Ao modernizá-lo e integrá-lo ao data lake no Google Cloud, o sistema voltou a entregar resultados expressivos. Segundo Celso Bueno, CIO da Léo Madeiras, o projeto gerou impacto imediato nas margens nacionais. O executivo também destacou a importância de olhar para problemas reais antes de buscar soluções sofisticadas. “Quando eu recebo uma ligação oferecendo uma solução, eu digo: vá até a loja e entenda o problema”, assinala ele.
A empresa também está testando um copiloto de vendas para o segmento de marcenaria, cuja complexidade técnica exige rapidez e precisão na jornada comercial. “Esse projeto tende a ser uma virada para a companhia”, disse Bueno, ao explicar que o agente deve eliminar tarefas burocráticas e permitir que o vendedor foque na relação com o cliente, um diferencial competitivo relevante em mercados pressionados.
Sem processo, sem IA
O conjunto dos três projetos evidencia um ponto central: a IA só funciona onde o processo funciona. “Se você turbinar um processo ruim, você não resolve nada, só erra mais rápido”, comentou Bueno, ecoando o aprendizado comum entre as empresas.
A percepção reforça dados da pesquisa Antes da TI, a Estratégia, do IT Forum, segundo os quais quase metade dos CIOs brasileiros têm dificuldade de comprovar retorno de iniciativas de IA. Em muitos casos, o problema não está no modelo adotado, mas na falta de clareza sobre o problema a ser resolvido, na baixa maturidade de dados e na ausência de governança multidisciplinar capaz de priorizar, medir e interromper projetos.
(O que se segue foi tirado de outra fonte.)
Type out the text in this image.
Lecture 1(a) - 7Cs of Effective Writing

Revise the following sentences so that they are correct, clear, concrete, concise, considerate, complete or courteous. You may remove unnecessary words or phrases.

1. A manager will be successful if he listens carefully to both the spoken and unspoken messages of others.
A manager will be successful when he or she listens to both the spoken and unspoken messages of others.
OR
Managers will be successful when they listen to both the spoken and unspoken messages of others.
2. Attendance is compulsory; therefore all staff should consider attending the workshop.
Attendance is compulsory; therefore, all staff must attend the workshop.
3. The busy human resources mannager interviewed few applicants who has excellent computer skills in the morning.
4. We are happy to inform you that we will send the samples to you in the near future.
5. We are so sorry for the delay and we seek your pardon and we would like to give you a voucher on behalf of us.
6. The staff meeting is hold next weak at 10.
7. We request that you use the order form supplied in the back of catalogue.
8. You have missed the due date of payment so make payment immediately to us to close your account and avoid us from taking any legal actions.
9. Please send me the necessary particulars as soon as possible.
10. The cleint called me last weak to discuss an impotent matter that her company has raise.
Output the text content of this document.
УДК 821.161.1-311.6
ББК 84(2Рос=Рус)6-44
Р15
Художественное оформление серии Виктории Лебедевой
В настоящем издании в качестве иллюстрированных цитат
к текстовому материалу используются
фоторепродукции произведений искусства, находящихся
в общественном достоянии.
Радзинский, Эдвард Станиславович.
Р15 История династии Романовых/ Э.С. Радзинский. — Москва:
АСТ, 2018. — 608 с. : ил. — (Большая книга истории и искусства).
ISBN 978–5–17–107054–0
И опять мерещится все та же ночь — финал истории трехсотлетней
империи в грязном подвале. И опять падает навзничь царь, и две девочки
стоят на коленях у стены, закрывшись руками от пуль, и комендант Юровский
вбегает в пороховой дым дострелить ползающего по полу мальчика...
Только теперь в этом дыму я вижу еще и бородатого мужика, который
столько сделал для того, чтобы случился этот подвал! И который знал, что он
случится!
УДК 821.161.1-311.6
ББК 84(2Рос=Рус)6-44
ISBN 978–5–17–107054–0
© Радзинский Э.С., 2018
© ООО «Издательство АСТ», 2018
Outro ponto recorrente foi a necessidade de letramento das equipes. Fabiana relatou a experiência em seu escritório. “Se você não letrar seu time, você não extrai nada. Ninguém consegue propor nada porque nem sabe o que não sabe.” Erika reforçou a mesma preocupação, comentando que a Eurofarma tornou o treinamento obrigatório para toda a liderança, mas ainda enfrenta desafios na formação contínua. Na Vitru, a capacitação foi incorporada à lógica de portfólio e virou parte da cultura interna.